Громче и пронзительнее голосов женщин в лагерном кондее, по-блатняцки — карцере, был, наверно, только гвалт птичьего базара на прибрежных скалах в устье Товуя. Если в этом шуме и можно было различить иногда отдельные слова, то почти все они относились к разряду самых «последних» или весьма близких к ним. Женская штрафная бригада готовилась к выходу в лагерную столовую и оттуда на развод. Уже около двух недель эта бригада в полном составе была выселена из общего барака в женской зоне и водворена в кондей.

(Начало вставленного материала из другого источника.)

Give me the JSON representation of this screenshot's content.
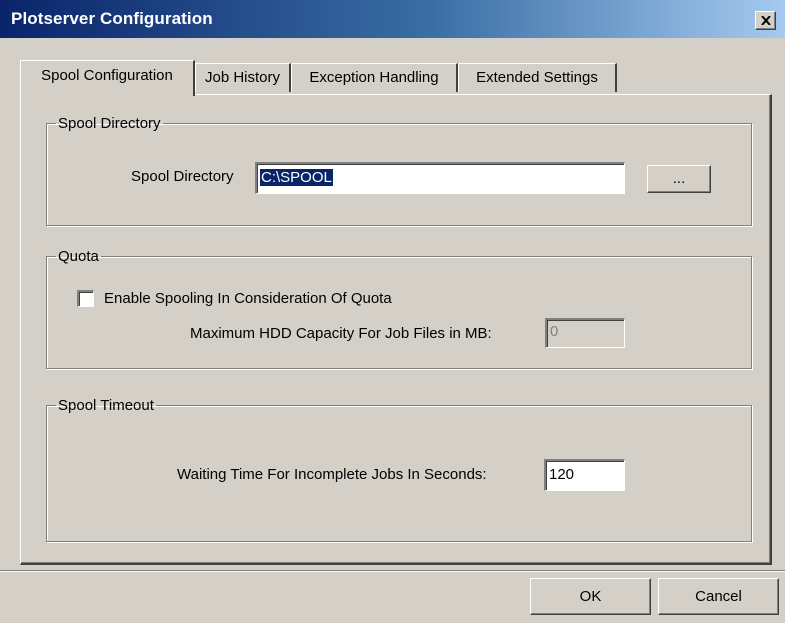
{
  "window": {
    "title": "Plotserver Configuration",
    "close_icon": "close-icon"
  },
  "tabs": [
    {
      "label": "Spool Configuration",
      "active": true
    },
    {
      "label": "Job History",
      "active": false
    },
    {
      "label": "Exception Handling",
      "active": false
    },
    {
      "label": "Extended Settings",
      "active": false
    }
  ],
  "spool_directory_group": {
    "title": "Spool Directory",
    "field_label": "Spool Directory",
    "value": "C:\\SPOOL",
    "browse_label": "..."
  },
  "quota_group": {
    "title": "Quota",
    "checkbox_label": "Enable Spooling In Consideration Of Quota",
    "checkbox_checked": false,
    "capacity_label": "Maximum HDD Capacity For Job Files in MB:",
    "capacity_value": "0",
    "capacity_disabled": true
  },
  "spool_timeout_group": {
    "title": "Spool Timeout",
    "waiting_label": "Waiting Time For Incomplete Jobs In Seconds:",
    "waiting_value": "120"
  },
  "footer": {
    "ok_label": "OK",
    "cancel_label": "Cancel"
  },
  "colors": {
    "titlebar_start": "#0a246a",
    "titlebar_end": "#a6caf0",
    "dialog_face": "#d4d0c8",
    "selection": "#0a246a"
  }
}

Эта изоляция самых отчаянных здешних отказчиц и потаскушек от их окружения не только на работе, но и в зоне была, наверно, самым чувствительным ударом, который нанес им новый начальник лагеря. Повесь-чайник планомерно разрушал одну за другой все преимущества галаганского сельхозлага, создавшие ему славу «зэковского рая» от Охотского моря до моря Лаптевых.

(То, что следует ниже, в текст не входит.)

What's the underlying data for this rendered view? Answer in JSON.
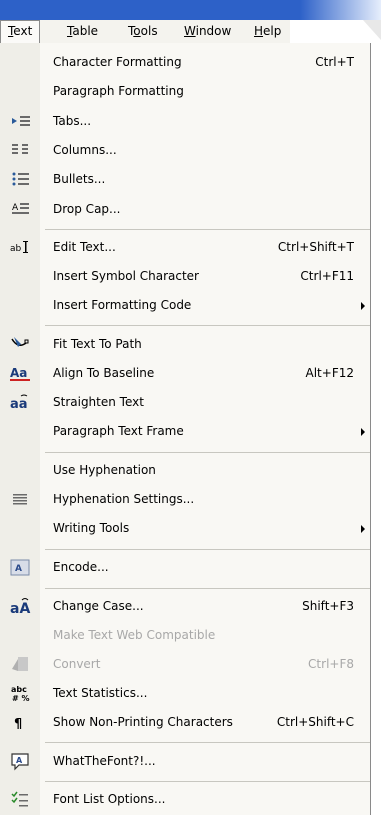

За отказ от работы и связь женщин с мужчинами накладывали, конечно, взыскания и прежние начальники. Но что это были за взыскания? Три, от силы пять суток кондея с выводом на работу. Блатнячки смеялись, что им всё равно где работать, лишь бы ничего не делать. Наказанных карцером уводили в него только после отбоя, да еще разрешали захватить с собой одеяло и подушку. А что касается штрафного пайка для отказчиц, то он отражался разве что на бланках котловок в лагерной бухгалтерии. Не только опытные сердцеедки, имевшие многочисленных дружков и среди лагерных придурков, и на поселке, и даже в отряде ВОХР, но и те, что честно вкалывали за начальничкову пайку, никогда прежде здесь не голодали. Даже когда появился этот чертов Повесь-чайник и основательно прижал заключенных по всем статьям, его реформы почти не отразились на благополучии лагерных шмар. Тогда самых активных из них выделили в особую бригаду и взяли под конвой. Возможность уединиться с кем-нибудь из богатых клиентов для них резко снизилась. Но те помнили счастливое прошлое и надеялись на лучшее будущее. Поэтому некоторое время продолжали носить своим подружкам и их товаркам гостинцы на то место в поле, где они «откатывали вручную солнце» или разгоняли по этому полю дым от костра. Повесь-чайник ответил запретом не только принимать передачи на месте работы, но и подходить посторонним на винтовочный выстрел к тому месту, где находилась штрафная бригада. Но он не мог конвоирам запретить смотреть как раз в другую сторону, когда какой-то случайный прохожий ронял невдалеке от этой бригады пакетик или узелок. Узелок непременно заваливался в кустик или под кочку, и женщины так же случайно находили его через несколько минут, чего конвойный опять не замечал. Но самых покладистых из бойцов начали переводить на другие посты, а некоторых и вовсе угонять отсюда: по-видимому, в бригаде завелись стукачи. Тех, которые их сменили, благодетельная конвоирская слепота уже почти не посещала. Бригадницы, правда, продолжали еще находить иногда под кустами свертки со съестным. Но теперь и впрямь только тогда, когда конвоир зазевался. А главное, эти свертки становились всё более редкими и тощими. Бывшие клиенты из вольных почти уже потеряли надежду на поставку женской любви из лагеря в сколько-нибудь определенном будущем.